We're hosting a one-day conference about improving support for trans youth on Friday 2 February 2018. It will bring together health practitioners, youth workers, academics, third sector groups and other service providers to focus on the question of how to work together to better support trans young people.
The number of children and adolescents presenting as transgender or gender non-conforming has increased significantly over recent years. This increase has raised concerns about timely access to healthcare and also the appropriateness of specialist health services being the first or most effective source of psychological support.
Other agencies, such as community organisations, youth groups and schools play a vital role in providing support and resources to young people and their families, and are increasingly a first point of contact for those questioning their identity.
The conference will bring together health practitioners, youth workers, academics, third sector groups and other such service providers to focus on the question of how to work together to better support trans* young people.
- Ryan Gingell, Allsorts Brighton
- Hannah Greenslade & Ellie Sinclair, Gender Space, Barnardo’s, Leeds
- Andy Hunt, Intercom Trust, Exeter
- Jo Pearce, Gender Dysphoria Therapeutic Group, Solent CAMHS
- Jay Stewart, Gendered Intelligence, London
- Lisa Vine, Young Transgender Centre of Excellence, Leicester
There will also be ample opportunity for discussion, questioning, networking and learning.
The event is a collaboration between our Gender Identity Development Service, the Transforming Sexuality and Gender Research cluster, University of Brighton, and the University of Roehampton.
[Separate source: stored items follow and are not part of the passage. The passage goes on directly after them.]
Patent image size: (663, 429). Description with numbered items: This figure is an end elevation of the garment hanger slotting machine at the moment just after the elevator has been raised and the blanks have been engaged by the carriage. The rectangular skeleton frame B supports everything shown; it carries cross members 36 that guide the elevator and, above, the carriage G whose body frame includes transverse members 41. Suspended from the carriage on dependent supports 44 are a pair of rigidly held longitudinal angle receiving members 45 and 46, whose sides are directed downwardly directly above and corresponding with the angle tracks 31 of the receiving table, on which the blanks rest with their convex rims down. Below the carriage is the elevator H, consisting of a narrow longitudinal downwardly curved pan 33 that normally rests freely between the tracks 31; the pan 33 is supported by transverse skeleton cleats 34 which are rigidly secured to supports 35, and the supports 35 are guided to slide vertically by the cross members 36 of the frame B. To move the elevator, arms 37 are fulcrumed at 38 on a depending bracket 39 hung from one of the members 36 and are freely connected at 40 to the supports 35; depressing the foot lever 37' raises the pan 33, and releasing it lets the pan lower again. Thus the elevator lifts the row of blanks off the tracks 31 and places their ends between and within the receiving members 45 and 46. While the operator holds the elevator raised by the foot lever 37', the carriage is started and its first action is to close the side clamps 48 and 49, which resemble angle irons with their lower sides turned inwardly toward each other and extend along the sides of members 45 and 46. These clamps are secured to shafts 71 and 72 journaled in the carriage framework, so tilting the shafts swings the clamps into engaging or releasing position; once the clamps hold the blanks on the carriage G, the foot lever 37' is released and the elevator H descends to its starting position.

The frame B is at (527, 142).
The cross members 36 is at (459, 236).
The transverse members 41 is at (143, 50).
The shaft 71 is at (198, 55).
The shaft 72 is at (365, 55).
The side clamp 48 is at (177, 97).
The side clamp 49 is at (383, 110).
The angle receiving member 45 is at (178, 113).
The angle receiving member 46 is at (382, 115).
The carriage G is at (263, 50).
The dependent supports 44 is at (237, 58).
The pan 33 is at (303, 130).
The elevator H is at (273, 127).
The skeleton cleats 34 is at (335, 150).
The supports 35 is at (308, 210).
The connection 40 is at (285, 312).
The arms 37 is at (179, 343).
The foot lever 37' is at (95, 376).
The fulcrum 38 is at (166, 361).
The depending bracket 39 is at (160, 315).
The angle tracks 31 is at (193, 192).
Dr. Bernadette Wren, Consultant Clinical Psychologist for the Gender Identity Development Service, said:
“Increasingly, third sector organisations and charities, as well as Child and Adolescent and Mental Health Services and schools, are the first port of call for many gender questioning young people. Across the country, such organisations are providing regular groups and one-to-one meetings that offer emotional support, fun, mentoring and learning, as well as other kinds of vital help and information.
“While referral onwards to a specialised service like our Gender Identity Development Service is one potential pathway, we can work together, and learn from each other, more effectively so as offer better-tailored support to gender diverse young people.”